Once again, auditors are creating issues to satisfy this element..........what does IT have to do with FOOD SAFETY!  

 

FROM SQFI

 

What do I have to do?

The supplier is required to identify a crisis management team including a senior decision maker and ensure the team is trained in crisis management procedures.

The team shall identify known threats to the business which could disrupt or impact its ability to produce and provide safe food and prepare a plan describing the methods and controls the supplier will implement to address these threats if they were to occur and how to maintain continuity of product supply during the crisis.

The plan must document in detail the controls the supplier will implement to assure that food safety are not compromised and that if the integrity of any product is compromised, how the product will be isolated and controlled.

The plan should ensure that everyone on the crisis management team is familiar with the withdrawal and recall procedures the supplier has documented under 2.6.3. The plan needs to include criteria for when controls will be implemented (e.g., numbers of hours with no power, rise in product temperature prior to moving to alternative storage locations, etc.) and how criteria will be monitored during the business threat condition. Criteria are to be product specific, as appropriate. Also included are product review and disposition criteria to determine what product is recoverable, what is salvageable and what is to be destroyed. Methods for recovery, salvage, and destruction shall be described within plan.

Communication during a crisis is important. Methods for communication with customers, stakeholders and news media must be described and the individual (s) who is/are responsible for communication (s) must be identified.

The crisis management plan shall include a crisis alert contact list, sources of legal and practitioner assistance which may counsel senior management in a crisis situation and designation of responsibilities for internal and external communication during a crisis.

The crisis management plan shall be reviewed at least annually.

All elements of the plan need to be tested. This could include a mock press release, mock incident, requirement to contact external storage locations, etc.

The key provision is to have a mock crisis identified, product identified, criteria for monitoring of affected product, actions that would be taken based on results from monitoring, and final disposition of identified product. If a mock communication is created, it is not recommended to contact customers for fear of confusion.

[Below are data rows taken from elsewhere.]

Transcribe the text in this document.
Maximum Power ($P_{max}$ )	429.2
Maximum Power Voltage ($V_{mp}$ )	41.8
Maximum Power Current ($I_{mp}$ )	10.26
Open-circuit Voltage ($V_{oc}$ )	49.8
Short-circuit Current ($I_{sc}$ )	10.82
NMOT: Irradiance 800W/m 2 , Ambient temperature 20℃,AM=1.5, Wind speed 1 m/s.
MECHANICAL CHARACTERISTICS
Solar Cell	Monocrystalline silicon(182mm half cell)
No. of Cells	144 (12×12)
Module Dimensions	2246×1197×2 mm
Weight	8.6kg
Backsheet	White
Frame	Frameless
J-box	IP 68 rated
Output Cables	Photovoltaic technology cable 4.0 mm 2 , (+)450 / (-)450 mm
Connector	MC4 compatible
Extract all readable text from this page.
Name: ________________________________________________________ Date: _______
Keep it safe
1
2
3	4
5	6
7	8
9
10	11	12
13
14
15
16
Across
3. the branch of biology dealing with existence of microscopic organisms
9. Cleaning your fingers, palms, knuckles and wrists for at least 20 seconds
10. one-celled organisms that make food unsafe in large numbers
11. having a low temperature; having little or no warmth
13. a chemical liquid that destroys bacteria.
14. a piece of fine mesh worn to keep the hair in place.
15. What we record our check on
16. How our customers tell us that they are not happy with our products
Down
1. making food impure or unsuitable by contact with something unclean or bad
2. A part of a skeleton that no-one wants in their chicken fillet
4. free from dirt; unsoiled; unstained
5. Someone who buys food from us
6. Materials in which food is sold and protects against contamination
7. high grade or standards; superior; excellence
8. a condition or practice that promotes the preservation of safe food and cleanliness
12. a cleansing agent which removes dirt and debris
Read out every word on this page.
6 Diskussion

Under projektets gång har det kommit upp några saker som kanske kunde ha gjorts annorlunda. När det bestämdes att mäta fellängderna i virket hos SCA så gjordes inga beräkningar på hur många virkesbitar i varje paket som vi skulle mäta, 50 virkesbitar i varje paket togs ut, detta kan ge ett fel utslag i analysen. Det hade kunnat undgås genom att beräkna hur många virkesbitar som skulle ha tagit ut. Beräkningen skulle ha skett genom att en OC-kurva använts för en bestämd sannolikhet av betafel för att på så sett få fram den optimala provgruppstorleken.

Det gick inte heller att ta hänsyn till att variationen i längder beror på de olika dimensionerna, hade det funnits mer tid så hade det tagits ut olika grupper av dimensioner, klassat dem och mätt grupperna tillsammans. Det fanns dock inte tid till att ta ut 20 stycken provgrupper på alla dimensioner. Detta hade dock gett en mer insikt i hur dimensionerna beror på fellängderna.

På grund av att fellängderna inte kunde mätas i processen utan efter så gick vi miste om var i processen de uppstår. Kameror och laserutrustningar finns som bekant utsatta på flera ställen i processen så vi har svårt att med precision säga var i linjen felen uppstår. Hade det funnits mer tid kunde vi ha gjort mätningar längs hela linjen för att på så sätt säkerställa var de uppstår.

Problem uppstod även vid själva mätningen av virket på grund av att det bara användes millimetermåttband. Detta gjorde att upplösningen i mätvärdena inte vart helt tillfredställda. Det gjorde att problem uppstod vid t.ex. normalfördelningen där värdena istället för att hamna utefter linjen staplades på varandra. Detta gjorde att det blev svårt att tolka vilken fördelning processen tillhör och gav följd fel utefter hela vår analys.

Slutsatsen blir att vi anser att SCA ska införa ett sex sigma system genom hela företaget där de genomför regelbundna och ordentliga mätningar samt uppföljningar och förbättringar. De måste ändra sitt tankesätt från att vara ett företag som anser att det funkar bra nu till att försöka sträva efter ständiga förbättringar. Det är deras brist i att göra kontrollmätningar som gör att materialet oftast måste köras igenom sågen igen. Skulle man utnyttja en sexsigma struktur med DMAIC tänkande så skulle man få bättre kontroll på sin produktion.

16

Records of this review are required.

 

2.1.5 Auditing Guidance

The crisis management plan shall be reviewed during the desk audit and the implementation of the plan, and its annual review (including follow-up and corrective actions) checked as part of the site audit by interview, observation and review of records.

Evidence may include:

 A crisis management team has been established, trained and includes a senior decision maker;

 A crisis management plan is in place and has been tested at least annually;

 The crisis management plan includes known business threats, controls that need to be implemented, measures to isolate affected product and a contact list of relevant authorities, legal advice and other key stakeholders;

 The crisis management plan includes identification of the individual (s) responsible for communication, including communication within the site;

 Where the annual review of the crisis management plan has identified non-compliances or areas requiring improvements, corrective actions (refer to 2.5.5) have been identified and implemented;

 Records of business continuity plan reviews and their corrective actions are available.